The White House on Friday called for the creation of a government-wide task force to strengthen coordination of healthcare IT among federal agencies that hold key roles in carrying out the administration's plans for a digital healthcare system.

The plan, described in a memo from Office of Management & Budget director Peter Orzsag and Health and Human Services secretary Kathleen Sebelius, sets up a way for agencies with heavy healthcare responsibilities to participate in planning healthcare IT projects set in motion by passage of the HITECH Act last year.

The memo was addressed to Defense Secretary Robert Gates, Veterans Affairs Secretary Gen. Erik Shinseki, Agriculture Secretary Tom Vilsack, Commerce Secretary Gary Locke, Social Security Commissioner Michael Astrue and Office of Personnel Management Director John Berry.

It asked the secretaries to choose a senior leader from their agencies to represent them on the task force and to send HHS their choices within five days.

The agencies have been hamstrung from participating in opportunities created under HITECH because of an ad hoc system of councils and advisory groups through which they have done business over the last several years, the HHS-OMB memo said.

Memo refers to 'legacy structure'

"This legacy structure is not a good fit for the new environment" that includes the ONC, two federal advisory committees, as well as "increased congressional engagement and attention from a diverse body of interests in the private and public sectors," the memo stated.

It added that "fragmentation of current federal health responsibilities, programs and coordinating mechanisms must be overcome to execute effectively the president's program."

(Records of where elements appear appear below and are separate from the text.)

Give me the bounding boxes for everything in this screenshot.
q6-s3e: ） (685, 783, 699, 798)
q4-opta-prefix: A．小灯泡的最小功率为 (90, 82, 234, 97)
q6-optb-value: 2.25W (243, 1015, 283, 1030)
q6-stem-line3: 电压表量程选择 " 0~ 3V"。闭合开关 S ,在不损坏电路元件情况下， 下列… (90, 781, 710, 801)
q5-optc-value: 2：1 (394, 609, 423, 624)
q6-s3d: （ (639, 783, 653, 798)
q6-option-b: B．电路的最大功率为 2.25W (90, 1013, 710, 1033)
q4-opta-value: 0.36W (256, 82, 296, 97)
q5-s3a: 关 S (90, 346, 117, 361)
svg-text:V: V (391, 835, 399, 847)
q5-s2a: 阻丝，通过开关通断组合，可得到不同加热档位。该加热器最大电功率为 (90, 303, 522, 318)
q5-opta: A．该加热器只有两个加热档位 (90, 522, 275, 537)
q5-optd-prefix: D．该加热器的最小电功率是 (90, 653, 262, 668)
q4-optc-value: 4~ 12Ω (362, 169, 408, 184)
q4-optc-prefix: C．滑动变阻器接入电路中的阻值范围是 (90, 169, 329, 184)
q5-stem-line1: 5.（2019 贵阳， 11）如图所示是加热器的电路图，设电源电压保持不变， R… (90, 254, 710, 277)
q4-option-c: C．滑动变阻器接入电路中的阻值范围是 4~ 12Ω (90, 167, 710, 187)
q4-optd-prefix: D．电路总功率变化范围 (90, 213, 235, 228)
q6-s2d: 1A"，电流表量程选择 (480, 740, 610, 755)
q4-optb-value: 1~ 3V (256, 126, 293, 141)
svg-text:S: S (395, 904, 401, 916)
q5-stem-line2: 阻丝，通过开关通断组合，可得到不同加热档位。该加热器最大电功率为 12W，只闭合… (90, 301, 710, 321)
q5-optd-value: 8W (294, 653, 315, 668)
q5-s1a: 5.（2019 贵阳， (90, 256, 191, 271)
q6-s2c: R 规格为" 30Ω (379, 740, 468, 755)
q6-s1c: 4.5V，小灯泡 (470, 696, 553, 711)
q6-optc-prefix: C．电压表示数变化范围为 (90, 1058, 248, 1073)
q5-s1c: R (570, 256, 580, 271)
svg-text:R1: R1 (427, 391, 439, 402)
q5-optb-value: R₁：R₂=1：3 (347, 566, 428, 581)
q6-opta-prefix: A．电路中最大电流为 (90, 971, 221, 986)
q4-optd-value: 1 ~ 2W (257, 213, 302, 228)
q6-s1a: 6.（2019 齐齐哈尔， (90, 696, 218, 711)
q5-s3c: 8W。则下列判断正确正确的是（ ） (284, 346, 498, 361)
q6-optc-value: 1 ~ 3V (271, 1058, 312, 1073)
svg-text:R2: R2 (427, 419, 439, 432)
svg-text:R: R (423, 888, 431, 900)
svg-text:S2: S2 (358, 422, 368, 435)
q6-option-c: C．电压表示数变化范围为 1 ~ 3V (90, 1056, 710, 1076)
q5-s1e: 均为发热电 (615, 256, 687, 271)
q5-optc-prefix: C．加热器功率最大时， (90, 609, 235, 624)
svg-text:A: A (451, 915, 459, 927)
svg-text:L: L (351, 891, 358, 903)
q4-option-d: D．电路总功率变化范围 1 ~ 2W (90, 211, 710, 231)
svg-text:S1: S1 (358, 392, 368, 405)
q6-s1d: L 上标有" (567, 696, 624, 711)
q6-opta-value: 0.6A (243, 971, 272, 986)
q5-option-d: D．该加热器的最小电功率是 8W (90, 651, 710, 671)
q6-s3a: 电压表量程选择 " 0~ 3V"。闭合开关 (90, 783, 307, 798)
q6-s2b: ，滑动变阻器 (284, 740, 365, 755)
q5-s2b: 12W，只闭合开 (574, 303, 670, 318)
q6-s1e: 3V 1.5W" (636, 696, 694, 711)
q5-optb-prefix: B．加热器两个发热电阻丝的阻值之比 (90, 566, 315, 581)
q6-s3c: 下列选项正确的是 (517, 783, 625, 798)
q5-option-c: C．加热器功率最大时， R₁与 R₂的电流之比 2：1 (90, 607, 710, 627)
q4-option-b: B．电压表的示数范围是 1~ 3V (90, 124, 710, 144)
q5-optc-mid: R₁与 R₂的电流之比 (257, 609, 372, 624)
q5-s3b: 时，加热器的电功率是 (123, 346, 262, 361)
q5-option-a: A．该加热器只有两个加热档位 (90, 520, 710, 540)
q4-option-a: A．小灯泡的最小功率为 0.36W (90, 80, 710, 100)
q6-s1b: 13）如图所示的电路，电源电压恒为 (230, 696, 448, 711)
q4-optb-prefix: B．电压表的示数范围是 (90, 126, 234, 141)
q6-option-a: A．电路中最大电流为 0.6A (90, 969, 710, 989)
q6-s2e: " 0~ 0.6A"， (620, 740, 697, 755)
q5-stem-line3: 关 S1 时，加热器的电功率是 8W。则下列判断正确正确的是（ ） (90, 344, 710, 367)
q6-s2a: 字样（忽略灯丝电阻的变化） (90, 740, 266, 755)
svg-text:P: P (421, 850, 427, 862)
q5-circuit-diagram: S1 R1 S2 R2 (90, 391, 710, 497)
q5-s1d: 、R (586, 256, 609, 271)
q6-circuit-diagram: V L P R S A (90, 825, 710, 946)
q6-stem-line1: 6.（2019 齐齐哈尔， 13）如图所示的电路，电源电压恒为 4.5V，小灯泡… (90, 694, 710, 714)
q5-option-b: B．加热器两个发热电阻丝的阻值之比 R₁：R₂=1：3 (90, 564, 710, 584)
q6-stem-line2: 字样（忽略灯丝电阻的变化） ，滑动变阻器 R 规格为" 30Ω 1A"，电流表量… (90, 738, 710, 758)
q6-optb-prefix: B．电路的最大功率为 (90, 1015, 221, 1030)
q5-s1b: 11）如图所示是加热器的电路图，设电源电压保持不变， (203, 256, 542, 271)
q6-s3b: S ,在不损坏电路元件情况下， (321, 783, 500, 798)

To do so, it recommended "dissolving and restructuring the existing HIT inter-agency groups to form a government-wide Federal HIT Task Force."

David Blumenthal, MD, the national health IT coordinator, would chair the task force, according to the proposal. Vice chairs would be held by OMB's health program associate director, Keith Fontenot, White House chief information officer, Vivek Kundra and its chief technology officer, Aneesh Chopra.

HHS and OMB proposed the task force set up several working groups to focus on areas where it believes health IT coordination among the agencies is essential to the nationwide health IT adoption plan.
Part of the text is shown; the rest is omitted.